Monday, July 17, 2006

Temple divorce II

Reiterating some thoughts shared elsewhere...

I am vitally interested in these questions. While I have implicit faith that Heavenly Father will eventually help us understand all the implications, I don't know exactly what a divorce means in terms of my temple covenants.

For myself, I suppose that civil divorce from a temple marriage is relatively meaningless, in the eternal scheme of things. This is an act intended to cover a situation that can only exist in this temporary state. I am thinking that perhaps Jesus' words about divorce in the New Testament have strong application to the idea of cancelling a temple sealing. He said that the followers of Moses were given permission to divorce only because they stubbornly and wilfully insisted. I don't believe this was to their credit, and the pervasiveness of divorce in our society has similar significance.

I prefer to think that I stand assured of the blessings that have been promised, if I keep myself worthy, regardless of the acts or worthiness of others. While I cannot imagine exactly how these blessings will come about, I trust that it is so. My temple covenants are eternal. They cannot be abrogated or compromised by decrees of civil law, nor by the faithlessness of others. It is a fundamental doctrine of the gospel that we are accountable for our own acts, and will not be punished for the misdeeds of others.

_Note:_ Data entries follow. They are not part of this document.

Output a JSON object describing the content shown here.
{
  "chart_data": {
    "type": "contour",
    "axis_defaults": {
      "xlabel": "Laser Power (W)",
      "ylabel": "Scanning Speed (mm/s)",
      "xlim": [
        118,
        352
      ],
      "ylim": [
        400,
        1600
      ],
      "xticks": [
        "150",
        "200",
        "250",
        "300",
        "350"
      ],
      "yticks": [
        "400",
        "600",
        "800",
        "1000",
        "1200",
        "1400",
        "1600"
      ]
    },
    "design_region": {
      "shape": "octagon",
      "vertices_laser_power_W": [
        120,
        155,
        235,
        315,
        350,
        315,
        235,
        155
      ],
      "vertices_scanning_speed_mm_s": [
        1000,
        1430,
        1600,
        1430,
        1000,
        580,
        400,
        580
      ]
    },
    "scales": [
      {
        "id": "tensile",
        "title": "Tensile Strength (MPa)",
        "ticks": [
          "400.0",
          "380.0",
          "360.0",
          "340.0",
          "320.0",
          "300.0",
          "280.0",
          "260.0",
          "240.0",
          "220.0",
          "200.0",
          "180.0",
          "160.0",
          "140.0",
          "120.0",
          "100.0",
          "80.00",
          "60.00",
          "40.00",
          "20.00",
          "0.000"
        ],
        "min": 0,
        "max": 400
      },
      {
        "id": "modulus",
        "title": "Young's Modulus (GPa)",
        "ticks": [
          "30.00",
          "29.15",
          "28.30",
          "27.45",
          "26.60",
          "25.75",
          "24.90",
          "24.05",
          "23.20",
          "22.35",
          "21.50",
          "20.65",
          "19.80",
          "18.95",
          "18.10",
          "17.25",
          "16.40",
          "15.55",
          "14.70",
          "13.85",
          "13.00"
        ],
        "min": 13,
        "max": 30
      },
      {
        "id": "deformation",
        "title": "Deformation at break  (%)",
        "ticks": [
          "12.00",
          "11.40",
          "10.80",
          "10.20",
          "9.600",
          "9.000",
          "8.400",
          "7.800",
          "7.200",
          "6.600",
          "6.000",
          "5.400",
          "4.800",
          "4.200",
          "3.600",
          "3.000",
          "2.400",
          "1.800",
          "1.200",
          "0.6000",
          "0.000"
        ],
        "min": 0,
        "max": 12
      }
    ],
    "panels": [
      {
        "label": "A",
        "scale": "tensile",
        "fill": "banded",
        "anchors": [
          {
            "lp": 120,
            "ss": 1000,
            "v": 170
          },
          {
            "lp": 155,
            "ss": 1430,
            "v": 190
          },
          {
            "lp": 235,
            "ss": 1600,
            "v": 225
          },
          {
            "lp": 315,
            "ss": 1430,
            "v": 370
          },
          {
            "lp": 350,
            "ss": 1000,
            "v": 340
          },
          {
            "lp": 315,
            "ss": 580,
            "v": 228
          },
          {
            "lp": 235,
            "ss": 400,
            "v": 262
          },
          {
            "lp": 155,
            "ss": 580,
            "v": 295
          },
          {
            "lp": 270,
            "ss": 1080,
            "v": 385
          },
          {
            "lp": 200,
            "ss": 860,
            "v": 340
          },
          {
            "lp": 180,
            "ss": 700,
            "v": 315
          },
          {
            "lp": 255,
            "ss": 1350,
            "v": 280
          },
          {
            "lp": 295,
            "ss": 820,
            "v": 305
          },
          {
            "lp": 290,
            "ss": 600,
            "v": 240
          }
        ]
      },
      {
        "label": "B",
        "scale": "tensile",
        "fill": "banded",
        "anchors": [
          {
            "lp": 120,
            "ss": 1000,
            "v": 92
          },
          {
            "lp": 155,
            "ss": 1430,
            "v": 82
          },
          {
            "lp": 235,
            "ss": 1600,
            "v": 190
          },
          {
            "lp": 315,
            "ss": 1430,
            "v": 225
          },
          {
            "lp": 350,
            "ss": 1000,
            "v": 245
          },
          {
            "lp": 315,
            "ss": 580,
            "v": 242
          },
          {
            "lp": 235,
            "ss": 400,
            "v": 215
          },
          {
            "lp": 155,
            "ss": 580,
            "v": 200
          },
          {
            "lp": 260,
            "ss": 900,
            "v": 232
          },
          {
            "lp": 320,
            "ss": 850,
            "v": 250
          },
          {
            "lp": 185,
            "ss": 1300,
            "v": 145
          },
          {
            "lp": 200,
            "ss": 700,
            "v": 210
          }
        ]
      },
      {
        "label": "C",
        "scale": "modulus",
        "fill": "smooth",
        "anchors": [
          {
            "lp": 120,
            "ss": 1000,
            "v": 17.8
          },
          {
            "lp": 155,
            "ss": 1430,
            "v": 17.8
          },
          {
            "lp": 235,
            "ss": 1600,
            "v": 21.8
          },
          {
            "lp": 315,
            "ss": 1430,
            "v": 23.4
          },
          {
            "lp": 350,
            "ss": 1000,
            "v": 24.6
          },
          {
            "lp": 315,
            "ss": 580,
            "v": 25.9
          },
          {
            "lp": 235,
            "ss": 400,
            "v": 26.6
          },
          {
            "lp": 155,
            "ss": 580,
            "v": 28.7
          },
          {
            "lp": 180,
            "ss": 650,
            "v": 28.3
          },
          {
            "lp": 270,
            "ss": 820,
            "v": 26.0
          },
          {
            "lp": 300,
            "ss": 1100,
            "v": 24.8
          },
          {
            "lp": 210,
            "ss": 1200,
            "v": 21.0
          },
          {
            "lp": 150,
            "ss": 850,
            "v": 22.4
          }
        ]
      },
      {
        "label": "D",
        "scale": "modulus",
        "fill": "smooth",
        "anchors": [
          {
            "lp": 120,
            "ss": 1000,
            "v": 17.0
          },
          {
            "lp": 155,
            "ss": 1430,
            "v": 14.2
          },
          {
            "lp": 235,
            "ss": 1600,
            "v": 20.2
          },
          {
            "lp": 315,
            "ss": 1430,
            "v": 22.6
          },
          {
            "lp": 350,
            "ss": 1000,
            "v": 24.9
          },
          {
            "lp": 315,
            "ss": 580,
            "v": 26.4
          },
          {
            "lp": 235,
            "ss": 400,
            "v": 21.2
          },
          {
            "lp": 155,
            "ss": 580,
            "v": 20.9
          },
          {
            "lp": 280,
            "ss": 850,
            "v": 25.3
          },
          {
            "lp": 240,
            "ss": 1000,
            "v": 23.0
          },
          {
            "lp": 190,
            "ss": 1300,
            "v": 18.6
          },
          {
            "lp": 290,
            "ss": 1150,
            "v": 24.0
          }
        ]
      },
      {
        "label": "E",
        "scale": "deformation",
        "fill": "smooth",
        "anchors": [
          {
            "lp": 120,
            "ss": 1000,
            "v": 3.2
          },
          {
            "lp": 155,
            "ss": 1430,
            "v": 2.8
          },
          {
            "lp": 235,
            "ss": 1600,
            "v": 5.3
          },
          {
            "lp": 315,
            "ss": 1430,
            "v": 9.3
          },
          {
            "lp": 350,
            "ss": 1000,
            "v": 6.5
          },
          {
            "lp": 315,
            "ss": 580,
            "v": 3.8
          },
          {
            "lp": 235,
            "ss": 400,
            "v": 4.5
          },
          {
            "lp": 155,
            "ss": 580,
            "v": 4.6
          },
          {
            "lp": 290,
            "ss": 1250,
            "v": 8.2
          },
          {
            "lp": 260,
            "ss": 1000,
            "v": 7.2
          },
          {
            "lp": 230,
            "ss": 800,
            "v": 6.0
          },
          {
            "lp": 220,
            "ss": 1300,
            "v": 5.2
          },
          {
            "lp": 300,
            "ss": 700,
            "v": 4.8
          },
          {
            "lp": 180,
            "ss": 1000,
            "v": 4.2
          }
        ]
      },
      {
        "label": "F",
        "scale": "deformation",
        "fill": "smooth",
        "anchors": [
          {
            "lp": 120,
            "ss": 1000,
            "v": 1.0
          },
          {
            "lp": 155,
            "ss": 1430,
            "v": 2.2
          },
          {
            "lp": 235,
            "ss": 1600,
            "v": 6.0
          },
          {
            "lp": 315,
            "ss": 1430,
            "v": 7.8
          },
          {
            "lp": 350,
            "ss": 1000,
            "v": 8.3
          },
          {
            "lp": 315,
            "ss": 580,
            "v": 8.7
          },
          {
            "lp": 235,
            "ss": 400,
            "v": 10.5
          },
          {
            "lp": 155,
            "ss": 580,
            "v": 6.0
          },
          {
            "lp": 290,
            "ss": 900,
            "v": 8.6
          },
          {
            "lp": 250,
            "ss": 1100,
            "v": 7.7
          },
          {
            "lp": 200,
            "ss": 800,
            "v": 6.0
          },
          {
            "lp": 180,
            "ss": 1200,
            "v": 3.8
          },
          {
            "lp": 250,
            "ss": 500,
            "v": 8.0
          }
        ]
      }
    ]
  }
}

Yet it stands to reason that we could not have any kind of eternal relationship - as in my case, given the fact that my exwife and I could not even survive a couple of decades of trial here. Alma counsels that "this life is the time for men to prepare to meet God" and that the same spirit which possesses our bodies now will continue with us in the worlds to come. Our marital relations will not undergo some miraculous transformation at the last day. Impossible to guess now how these difficulties will be worked out, but they must be, and will be, eventually.

It may be that some of our struggle with a rationale for divorced and fragmented families stems from our inability to understand the real nature of celestial marriage. I suppose what we can picture now is a very simplified version of what life with Heavenly Father will really be. We strive to model our earthly families after the form and function of the celestial, as far as we can envision that environment. From my perspective, this is a good thing to look forward to-things can only get better. (And I find myself feeling as though they could not get much worse, just now.)

I will always wonder, though: If I was really a good person, perhaps these evil things would not have happened to me. During the time when I was happily married - and it was quite a long stretch - I often expressed in prayers my gratitude for such a good marriage. What can I say now? Thanks for the memories, it was good while it lasted? I just don't feel as if "Better luck next time" is a very comforting thought.


Anonymous said...

Mormons that are civilly married and a few years later married/sealed in the Mormon Temple (spiritual marriage binding for eternity) and divorce by civil law years later, still be considered spiritually married like the FLDS group in Texas? Are they polygamists if they remarry? Because if they are, I am a polygamist and so is my ex-husband and a lot of other Mormons. Try thousands, because the Church recognizes the sealing as husband, wife and family even after the civil divorce.

Jim Cobabe said...


"Spiritually married" is not well defined, in my thinking. From the point of view of those who are married to multiple partners, but in a sequence of relationships, I believe this cannot rightly be equated with "polygamy". Plural marriage sanctioned simultaneous cohabitation. To me the implications of that quality made it unique.

What the Church "recognizes" is also poorly defined. On my official records, my former children are still listed as related to me, though for reasons of their own, they no longer use the names I originally gave them.

My former spouse is not listed on my record, though I presume we are still "officially" sealed.

It does not matter -- to me, that distinction is all but pointless, and effectively meaningless. My former spouse renounced her covenants and sold her marriage rights to obtain a civil divorce. She cannot come back later and claim that she has unchanged her mind. How would she go about such a thing? Hire a lawyer to force me to be legally married to her again?